We prove that no three of these points are collinear. Three projective points lie on a common projective line exactly when their representative nonzero vectors span a subspace of dimension at most $2$. Thus it suffices to check that any three of
\begin{align*}
e_1,\quad e_2,\quad e_3,\quad e_1+e_2+e_3
\end{align*}
are linearly independent over $\mathbb{F}_q$.
The triples $(e_1,e_2,e_3)$, $(e_1,e_2,e_1+e_2+e_3)$, $(e_1,e_3,e_1+e_2+e_3)$, and $(e_2,e_3,e_1+e_2+e_3)$ are linearly independent because, in each case, a relation
\begin{align*}
a u+b v+c w=0
\end{align*}
forces the coefficient of at least one coordinate appearing only in $w$ among the chosen triple to give $c=0$, after which the independence of the relevant standard basis vectors gives $a=b=0$. Hence no three of $P_1,P_2,P_3,P_4$ are collinear.
[/step]
[step:Conclude that the incidence structure is a projective plane of order $q$]

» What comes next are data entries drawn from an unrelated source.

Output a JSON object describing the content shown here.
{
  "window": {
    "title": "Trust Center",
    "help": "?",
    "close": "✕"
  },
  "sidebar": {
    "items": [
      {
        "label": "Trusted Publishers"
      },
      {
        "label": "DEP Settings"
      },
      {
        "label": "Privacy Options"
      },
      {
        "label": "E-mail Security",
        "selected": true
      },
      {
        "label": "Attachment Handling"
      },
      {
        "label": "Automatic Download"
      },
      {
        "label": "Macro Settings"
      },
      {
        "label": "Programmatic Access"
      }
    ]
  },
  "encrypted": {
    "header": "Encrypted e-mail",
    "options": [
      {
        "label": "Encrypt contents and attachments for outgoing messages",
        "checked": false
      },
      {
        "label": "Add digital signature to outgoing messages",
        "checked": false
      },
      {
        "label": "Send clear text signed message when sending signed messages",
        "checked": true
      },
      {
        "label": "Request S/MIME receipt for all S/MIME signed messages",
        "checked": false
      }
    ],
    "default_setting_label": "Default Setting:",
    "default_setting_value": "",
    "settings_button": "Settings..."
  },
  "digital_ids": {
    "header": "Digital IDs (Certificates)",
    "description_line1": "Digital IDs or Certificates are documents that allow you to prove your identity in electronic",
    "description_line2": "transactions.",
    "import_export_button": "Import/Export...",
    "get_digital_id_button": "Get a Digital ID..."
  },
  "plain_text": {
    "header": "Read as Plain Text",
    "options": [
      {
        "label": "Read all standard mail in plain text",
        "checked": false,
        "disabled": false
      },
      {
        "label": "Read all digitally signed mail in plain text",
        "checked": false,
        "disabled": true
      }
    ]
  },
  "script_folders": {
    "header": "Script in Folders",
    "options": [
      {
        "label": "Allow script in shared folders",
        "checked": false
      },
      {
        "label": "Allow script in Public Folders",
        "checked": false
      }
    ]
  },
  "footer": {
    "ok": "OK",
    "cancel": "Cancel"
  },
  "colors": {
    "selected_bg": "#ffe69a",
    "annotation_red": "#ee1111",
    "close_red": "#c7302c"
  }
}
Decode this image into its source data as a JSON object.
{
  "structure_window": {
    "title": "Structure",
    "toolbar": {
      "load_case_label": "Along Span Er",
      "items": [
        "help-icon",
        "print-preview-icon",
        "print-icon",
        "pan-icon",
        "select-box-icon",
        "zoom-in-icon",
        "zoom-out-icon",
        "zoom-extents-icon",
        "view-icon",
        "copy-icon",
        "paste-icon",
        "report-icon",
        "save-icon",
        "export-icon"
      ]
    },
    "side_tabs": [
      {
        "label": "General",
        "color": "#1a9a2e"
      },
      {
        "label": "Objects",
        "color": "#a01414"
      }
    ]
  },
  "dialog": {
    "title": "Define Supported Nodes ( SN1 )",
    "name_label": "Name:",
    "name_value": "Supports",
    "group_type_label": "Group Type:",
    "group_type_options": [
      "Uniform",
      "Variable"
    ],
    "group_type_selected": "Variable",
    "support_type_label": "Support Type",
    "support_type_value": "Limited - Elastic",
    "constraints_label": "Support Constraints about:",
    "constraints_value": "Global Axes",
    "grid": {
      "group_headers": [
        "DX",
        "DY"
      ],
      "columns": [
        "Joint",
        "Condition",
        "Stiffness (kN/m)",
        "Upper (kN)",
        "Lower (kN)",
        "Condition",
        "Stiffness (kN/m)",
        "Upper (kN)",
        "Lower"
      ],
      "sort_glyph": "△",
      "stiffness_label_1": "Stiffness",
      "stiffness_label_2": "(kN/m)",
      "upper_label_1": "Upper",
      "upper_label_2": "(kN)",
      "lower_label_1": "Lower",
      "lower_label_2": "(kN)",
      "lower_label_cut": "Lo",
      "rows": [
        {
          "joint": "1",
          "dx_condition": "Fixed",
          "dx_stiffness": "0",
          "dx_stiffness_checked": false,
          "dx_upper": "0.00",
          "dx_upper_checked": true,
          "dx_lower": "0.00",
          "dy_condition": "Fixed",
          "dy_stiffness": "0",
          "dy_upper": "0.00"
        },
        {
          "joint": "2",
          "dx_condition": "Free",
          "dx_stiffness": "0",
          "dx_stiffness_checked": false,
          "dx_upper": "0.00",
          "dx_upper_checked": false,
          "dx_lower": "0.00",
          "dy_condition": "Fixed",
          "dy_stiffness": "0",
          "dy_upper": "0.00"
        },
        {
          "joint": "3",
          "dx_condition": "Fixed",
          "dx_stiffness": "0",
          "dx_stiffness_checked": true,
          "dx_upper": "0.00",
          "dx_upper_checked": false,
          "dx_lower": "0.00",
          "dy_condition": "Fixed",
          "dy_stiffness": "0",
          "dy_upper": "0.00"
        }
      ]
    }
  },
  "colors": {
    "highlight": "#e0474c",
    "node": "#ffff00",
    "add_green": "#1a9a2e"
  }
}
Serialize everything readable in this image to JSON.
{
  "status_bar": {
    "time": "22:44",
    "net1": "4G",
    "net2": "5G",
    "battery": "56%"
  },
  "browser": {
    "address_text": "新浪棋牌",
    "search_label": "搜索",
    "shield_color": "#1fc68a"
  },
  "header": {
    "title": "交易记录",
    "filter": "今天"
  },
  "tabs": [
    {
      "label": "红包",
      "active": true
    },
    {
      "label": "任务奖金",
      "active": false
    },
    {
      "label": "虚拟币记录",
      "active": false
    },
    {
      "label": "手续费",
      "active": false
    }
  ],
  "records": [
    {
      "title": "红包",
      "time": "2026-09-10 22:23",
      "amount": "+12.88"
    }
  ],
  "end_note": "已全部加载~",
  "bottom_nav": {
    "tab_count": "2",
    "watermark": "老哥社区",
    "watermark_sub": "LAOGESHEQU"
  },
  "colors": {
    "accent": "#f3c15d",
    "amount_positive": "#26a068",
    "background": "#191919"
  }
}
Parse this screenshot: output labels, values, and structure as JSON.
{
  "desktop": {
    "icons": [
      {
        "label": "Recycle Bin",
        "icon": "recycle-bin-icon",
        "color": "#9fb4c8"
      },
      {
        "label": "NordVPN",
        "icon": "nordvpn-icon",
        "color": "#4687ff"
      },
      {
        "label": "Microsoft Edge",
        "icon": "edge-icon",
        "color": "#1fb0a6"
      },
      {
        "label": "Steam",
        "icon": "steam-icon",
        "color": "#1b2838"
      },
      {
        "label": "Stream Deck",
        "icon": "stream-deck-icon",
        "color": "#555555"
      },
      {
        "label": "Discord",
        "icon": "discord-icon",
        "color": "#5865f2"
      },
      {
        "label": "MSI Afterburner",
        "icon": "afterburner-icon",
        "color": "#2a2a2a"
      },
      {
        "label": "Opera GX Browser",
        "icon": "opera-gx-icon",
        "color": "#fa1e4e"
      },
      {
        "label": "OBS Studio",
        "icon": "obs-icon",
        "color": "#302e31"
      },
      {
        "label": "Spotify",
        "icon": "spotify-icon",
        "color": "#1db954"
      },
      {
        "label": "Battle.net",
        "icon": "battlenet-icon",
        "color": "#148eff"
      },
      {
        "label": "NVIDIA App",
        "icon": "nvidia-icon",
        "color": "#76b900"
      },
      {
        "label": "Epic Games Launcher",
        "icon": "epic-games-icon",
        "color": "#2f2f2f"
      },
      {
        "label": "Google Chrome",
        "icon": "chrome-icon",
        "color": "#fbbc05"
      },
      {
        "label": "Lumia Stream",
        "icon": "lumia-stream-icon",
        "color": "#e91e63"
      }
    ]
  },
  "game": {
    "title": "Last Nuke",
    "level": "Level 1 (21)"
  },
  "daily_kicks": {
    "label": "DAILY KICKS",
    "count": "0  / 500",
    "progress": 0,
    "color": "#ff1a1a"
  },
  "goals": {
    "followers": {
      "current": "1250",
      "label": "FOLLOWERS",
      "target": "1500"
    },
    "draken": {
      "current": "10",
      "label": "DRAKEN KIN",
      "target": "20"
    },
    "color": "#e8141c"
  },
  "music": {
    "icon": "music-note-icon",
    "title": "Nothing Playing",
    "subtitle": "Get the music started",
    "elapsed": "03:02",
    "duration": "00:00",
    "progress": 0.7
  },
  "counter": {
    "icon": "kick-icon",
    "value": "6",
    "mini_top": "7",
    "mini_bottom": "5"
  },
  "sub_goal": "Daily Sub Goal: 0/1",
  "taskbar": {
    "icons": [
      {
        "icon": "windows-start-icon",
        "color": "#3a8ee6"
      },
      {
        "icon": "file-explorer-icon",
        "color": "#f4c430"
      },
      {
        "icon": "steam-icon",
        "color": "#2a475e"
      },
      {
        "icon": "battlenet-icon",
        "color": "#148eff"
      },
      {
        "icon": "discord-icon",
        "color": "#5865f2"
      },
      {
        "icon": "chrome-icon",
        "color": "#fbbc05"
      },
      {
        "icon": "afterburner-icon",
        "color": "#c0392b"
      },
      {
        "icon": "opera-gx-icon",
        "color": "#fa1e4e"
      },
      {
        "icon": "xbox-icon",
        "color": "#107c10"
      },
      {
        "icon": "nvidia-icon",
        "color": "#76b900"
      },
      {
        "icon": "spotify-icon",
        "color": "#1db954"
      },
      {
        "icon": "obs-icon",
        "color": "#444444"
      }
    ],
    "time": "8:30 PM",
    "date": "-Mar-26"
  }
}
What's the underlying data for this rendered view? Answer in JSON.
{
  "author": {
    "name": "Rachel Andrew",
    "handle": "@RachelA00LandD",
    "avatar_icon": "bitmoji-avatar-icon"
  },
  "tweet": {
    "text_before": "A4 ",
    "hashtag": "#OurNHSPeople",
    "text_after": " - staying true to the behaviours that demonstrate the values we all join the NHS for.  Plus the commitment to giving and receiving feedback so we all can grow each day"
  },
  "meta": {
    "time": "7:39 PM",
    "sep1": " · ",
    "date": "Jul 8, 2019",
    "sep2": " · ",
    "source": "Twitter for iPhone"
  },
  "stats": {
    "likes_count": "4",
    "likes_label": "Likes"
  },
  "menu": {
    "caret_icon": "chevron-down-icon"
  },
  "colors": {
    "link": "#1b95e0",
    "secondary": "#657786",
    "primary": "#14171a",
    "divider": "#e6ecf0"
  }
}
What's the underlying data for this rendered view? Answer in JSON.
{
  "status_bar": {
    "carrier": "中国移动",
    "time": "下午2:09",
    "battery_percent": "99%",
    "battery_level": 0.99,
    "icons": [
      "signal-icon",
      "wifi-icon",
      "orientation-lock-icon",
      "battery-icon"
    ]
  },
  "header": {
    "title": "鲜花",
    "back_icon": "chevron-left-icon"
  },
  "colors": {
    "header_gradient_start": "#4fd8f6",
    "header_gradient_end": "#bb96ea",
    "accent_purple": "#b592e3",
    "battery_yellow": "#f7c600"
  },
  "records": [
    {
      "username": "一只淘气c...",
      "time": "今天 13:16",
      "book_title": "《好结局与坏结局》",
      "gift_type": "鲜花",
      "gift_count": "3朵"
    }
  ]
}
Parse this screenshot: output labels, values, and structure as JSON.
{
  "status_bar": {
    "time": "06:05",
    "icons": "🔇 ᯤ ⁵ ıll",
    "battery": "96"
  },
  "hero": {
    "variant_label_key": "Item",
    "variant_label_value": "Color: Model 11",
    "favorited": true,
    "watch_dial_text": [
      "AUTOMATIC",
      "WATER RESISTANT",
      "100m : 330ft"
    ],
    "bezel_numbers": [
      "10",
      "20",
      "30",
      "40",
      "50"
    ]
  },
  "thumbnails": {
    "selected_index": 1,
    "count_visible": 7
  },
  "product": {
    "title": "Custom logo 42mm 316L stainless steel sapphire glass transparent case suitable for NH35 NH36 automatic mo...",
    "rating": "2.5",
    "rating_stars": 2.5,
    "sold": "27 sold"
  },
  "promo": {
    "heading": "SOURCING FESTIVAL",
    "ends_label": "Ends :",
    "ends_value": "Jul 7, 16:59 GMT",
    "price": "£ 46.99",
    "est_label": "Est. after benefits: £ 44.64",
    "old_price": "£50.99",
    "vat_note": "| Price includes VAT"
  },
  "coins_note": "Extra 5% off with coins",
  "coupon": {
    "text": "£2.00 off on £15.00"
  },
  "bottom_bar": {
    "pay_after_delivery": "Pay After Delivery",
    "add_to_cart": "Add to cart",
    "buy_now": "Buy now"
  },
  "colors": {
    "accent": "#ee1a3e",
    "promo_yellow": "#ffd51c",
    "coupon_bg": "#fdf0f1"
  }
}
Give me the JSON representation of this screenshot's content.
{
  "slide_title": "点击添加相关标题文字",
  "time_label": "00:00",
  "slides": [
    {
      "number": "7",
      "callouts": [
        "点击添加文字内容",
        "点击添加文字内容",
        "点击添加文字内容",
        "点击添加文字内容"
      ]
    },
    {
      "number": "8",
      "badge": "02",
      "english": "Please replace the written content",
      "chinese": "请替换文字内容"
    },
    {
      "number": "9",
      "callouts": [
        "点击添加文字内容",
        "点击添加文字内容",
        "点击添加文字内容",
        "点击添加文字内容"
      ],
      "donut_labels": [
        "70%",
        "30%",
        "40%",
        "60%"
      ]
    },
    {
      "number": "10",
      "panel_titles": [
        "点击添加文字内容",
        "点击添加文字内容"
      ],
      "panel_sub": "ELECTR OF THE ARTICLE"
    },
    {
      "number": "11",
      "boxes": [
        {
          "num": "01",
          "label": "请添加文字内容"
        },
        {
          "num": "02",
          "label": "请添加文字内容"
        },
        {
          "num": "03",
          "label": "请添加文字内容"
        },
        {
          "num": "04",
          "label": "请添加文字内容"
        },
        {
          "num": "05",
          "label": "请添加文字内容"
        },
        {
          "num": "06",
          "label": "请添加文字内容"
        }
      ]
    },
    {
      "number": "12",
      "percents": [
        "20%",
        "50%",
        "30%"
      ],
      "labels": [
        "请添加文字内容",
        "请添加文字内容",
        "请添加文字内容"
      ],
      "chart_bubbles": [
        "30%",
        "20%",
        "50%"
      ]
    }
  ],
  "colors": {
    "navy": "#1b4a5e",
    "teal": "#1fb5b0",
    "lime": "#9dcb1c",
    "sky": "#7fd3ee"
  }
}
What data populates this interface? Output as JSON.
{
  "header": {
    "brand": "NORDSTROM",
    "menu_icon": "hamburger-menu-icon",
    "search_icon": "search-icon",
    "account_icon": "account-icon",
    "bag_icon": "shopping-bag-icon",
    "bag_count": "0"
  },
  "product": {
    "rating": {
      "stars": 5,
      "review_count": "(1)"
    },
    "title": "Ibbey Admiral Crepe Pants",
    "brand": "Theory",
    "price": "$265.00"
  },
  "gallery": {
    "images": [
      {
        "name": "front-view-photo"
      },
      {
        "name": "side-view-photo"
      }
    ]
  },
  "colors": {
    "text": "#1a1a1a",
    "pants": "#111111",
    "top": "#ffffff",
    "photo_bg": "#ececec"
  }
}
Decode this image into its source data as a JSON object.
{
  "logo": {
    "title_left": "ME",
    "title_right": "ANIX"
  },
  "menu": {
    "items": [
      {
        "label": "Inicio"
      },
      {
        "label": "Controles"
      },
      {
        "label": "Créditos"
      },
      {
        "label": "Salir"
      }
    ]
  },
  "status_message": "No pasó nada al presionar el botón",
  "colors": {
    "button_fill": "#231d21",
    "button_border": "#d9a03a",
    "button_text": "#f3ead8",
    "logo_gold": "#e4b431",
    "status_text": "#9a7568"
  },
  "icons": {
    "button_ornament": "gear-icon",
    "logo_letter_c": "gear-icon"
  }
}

The preceding steps verify the projective-plane axioms: any two distinct points are incident with a unique line, any two distinct lines are incident with a unique point, and there exist four points with no three collinear. The counting step shows that every line is incident with exactly $q+1$ points and every point is incident with exactly $q+1$ lines. Therefore the incidence structure $PG(2,q)$ is a projective plane of order $q$.
[/step]